Minimum wage increases went into effect in 20 states today, according to the New York Times. The increases range from a few pennies to $1.25 more an hour. Washington state has the highest wage at $9.47. In other states, like Massachusetts, the wage increase is staggered and will reach $11/hour by 2017. The new wage laws will cover approximately 60% of the U.S. workforce. The federal minimum wage, $7.25, has not been raised since 2007.

The Wall Street Journal also reports on new labor-related laws that will go into effect this year. Apart from minimum wage increase, new laws in Illinois, Maryland, and New Jersey will restrict employers’ use of criminal background checks when hiring new employees.

The Huffington Post reviews 2014 for organized labor. The piece by David Macaray says last year was “ho-hum” with some “notable exceptions,” including the fast food workers’ protests, Thomas Perez’s first year as Secretary of Labor, and the continuing struggles for teachers’ unions.
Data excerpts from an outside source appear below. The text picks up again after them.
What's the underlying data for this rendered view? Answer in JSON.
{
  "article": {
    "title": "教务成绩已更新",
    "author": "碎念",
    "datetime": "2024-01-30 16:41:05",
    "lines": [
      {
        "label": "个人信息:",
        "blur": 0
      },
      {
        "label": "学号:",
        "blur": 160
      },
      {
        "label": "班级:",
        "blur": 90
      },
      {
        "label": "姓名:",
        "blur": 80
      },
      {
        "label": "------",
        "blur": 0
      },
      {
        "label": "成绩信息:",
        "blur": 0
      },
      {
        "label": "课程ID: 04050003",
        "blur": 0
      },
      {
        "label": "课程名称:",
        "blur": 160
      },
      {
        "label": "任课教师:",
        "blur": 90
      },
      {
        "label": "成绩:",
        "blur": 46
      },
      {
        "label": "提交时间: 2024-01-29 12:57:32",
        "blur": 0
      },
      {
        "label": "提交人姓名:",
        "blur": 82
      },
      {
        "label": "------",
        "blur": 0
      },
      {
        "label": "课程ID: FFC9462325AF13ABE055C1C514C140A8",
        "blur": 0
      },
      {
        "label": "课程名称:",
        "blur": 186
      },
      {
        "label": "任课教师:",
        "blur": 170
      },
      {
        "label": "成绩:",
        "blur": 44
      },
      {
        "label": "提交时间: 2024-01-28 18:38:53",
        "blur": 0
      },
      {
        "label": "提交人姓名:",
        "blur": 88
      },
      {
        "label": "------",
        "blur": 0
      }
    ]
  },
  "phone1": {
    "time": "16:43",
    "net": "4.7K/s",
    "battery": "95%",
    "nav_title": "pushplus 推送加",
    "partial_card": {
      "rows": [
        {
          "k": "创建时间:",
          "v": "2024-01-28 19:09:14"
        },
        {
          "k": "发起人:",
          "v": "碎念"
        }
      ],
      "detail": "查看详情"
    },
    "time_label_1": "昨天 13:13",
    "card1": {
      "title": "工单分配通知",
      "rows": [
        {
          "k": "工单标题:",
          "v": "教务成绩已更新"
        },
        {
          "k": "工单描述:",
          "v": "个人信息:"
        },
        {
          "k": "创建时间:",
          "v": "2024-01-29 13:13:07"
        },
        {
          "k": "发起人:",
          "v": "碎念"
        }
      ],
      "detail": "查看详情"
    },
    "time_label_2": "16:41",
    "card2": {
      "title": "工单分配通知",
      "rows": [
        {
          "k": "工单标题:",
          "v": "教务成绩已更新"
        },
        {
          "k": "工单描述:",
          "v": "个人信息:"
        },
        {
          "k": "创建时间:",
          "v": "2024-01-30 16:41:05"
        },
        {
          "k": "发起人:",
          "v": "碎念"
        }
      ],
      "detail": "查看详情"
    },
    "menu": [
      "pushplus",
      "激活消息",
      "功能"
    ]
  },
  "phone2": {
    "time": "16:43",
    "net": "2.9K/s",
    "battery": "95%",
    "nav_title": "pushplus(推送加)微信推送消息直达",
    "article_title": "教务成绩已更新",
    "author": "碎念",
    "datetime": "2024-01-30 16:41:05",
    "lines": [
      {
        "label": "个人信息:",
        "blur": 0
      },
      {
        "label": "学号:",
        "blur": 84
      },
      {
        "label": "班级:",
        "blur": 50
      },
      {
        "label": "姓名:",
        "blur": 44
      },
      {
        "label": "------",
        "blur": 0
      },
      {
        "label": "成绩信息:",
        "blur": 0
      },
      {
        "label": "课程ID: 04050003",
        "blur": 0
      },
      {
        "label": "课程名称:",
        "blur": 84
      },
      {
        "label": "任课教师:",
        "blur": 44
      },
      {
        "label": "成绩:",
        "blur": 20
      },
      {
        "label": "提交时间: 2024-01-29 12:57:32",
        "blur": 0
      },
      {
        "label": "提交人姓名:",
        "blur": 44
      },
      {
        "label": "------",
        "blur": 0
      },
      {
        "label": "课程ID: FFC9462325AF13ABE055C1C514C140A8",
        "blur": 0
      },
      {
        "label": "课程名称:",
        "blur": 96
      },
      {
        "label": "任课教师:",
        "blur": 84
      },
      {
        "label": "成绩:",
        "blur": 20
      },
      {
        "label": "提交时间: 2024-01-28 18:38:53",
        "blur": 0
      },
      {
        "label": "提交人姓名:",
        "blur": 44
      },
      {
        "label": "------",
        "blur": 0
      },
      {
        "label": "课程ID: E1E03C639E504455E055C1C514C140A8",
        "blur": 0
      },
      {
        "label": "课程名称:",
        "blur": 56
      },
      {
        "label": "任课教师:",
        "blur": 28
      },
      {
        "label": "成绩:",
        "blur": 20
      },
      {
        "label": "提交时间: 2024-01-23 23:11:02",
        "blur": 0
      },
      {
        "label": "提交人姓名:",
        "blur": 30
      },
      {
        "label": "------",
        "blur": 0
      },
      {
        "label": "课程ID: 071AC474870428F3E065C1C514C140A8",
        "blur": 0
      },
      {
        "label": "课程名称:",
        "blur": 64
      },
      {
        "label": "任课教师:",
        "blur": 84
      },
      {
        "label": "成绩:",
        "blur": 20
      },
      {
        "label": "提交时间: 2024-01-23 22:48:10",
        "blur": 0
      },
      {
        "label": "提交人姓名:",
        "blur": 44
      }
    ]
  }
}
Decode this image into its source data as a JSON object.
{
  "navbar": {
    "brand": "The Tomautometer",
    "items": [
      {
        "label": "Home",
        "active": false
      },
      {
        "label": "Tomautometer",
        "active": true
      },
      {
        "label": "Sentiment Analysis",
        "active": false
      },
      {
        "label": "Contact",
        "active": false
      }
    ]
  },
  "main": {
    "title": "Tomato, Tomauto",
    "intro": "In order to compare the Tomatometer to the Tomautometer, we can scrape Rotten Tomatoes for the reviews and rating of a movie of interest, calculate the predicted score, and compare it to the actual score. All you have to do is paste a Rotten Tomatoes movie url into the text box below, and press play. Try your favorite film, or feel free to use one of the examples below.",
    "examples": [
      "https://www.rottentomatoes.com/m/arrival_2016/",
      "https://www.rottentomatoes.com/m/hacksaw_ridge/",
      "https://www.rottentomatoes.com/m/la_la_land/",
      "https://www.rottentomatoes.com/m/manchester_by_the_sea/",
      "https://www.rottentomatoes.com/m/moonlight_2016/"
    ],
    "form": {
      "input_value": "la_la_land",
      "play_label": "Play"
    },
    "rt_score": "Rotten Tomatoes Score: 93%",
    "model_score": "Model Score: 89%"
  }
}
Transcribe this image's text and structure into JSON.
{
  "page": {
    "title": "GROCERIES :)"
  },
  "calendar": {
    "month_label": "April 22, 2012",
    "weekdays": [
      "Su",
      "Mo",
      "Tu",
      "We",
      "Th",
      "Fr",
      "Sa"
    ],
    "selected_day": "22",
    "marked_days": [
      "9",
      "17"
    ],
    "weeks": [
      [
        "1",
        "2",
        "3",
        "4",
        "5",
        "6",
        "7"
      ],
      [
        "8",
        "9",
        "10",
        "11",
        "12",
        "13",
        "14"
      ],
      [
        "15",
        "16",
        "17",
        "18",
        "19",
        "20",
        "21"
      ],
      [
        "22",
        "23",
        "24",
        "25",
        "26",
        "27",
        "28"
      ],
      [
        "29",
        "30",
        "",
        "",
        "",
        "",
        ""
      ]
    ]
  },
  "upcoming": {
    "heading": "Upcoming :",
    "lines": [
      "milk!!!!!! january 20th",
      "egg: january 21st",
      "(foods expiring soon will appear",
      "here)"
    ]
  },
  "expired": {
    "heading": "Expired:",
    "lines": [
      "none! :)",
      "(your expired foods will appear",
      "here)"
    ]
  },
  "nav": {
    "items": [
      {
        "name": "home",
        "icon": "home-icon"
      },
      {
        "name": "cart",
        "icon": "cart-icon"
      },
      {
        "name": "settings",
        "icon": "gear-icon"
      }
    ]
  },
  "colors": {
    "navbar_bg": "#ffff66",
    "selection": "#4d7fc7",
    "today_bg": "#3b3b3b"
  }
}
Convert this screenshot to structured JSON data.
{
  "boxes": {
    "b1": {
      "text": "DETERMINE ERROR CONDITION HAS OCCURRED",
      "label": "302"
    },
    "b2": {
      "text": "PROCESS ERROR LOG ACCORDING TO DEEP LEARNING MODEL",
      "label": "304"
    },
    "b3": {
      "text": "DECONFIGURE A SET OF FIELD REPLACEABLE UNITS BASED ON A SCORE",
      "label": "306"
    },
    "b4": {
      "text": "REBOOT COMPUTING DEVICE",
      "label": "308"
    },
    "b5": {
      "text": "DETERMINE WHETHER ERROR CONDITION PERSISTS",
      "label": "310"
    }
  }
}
The New York Times reports that the number of applications for unemployment insurance rose  by 17,000 last week. The overall number of applications remains low, however, suggesting that economic growth will continue. For the past few months, the number of unemployment applications has been less than 300,000. The Boston Globe reports that the labor force in Massachusetts grew by 80,500 workers in 2014, while the national economy added 321,000 jobs last November.